Тракт за воротами был старый, мощёный когда-то, теперь — две колеи в рыжей траве. Город оборвался сразу; справа тянулась стена, серая и глухая снаружи, слева начиналась та земля, которую я видел с гребня, — степь, не решившая, чем ей быть. Трава как трава, ветер обыкновенный, только то тут, то там стояло стеклянное пёрышко, тонкое, звенящее, одно на сотню шагов, как первая седина.

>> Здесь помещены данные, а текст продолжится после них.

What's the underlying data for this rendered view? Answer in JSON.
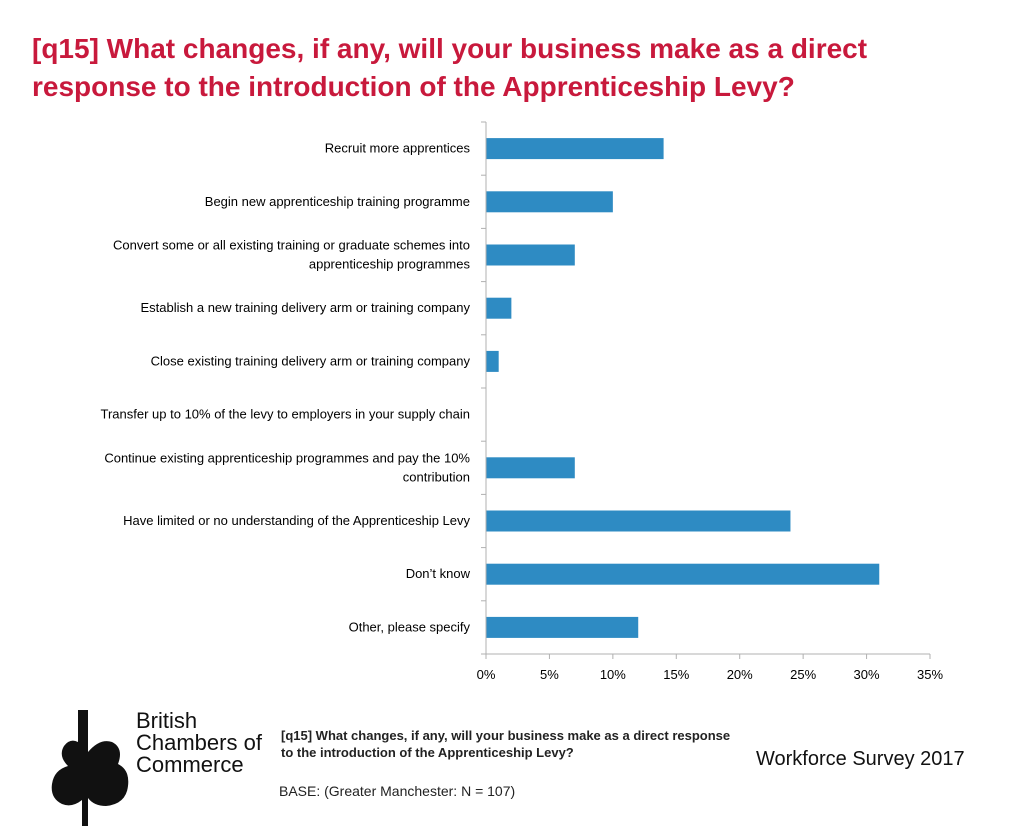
{
  "title": "[q15] What changes, if any, will your business make as a direct response to the introduction of the Apprenticeship Levy?",
  "chart_data": {
    "type": "bar",
    "orientation": "horizontal",
    "categories": [
      [
        "Recruit more apprentices"
      ],
      [
        "Begin new apprenticeship training programme"
      ],
      [
        "Convert some or all existing training or graduate schemes into",
        "apprenticeship programmes"
      ],
      [
        "Establish a new training delivery arm or training company"
      ],
      [
        "Close existing training delivery arm or training company"
      ],
      [
        "Transfer up to 10% of the levy to employers in your supply chain"
      ],
      [
        "Continue existing apprenticeship programmes and pay the 10%",
        "contribution"
      ],
      [
        "Have limited or no understanding of the Apprenticeship Levy"
      ],
      [
        "Don’t know"
      ],
      [
        "Other, please specify"
      ]
    ],
    "values": [
      14,
      10,
      7,
      2,
      1,
      0,
      7,
      24,
      31,
      12
    ],
    "xlim": [
      0,
      35
    ],
    "xticks": [
      "0%",
      "5%",
      "10%",
      "15%",
      "20%",
      "25%",
      "30%",
      "35%"
    ],
    "bar_color": "#2e8bc3",
    "grid": false,
    "legend": "none"
  },
  "footer": {
    "brand": [
      "British",
      "Chambers of",
      "Commerce"
    ],
    "question": "[q15] What changes, if any, will your business make as a direct response to the introduction of the Apprenticeship Levy?",
    "survey": "Workforce Survey 2017",
    "base": "BASE: (Greater Manchester: N = 107)"
  }
}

И зверьё шло мне навстречу.

Звери шли поодиночке, каждый своей дорожкой, но все держали одну сторону. Заяц пересёк тракт, не покосившись на меня. Лиса прошла по обочине деловито, как посыльный. Куропатки перебежали колею, и ни одна не вспорхнула. Все они шли к стене, к человеческому духу, от которого им положено шарахаться: у них за спиной было что-то постарше человека с ящичком.

Двадцать шесть зверей за час пути. Я не хотел их считать. Само считалось.

Белые камни я увидел издалека — и сперва принял за кости.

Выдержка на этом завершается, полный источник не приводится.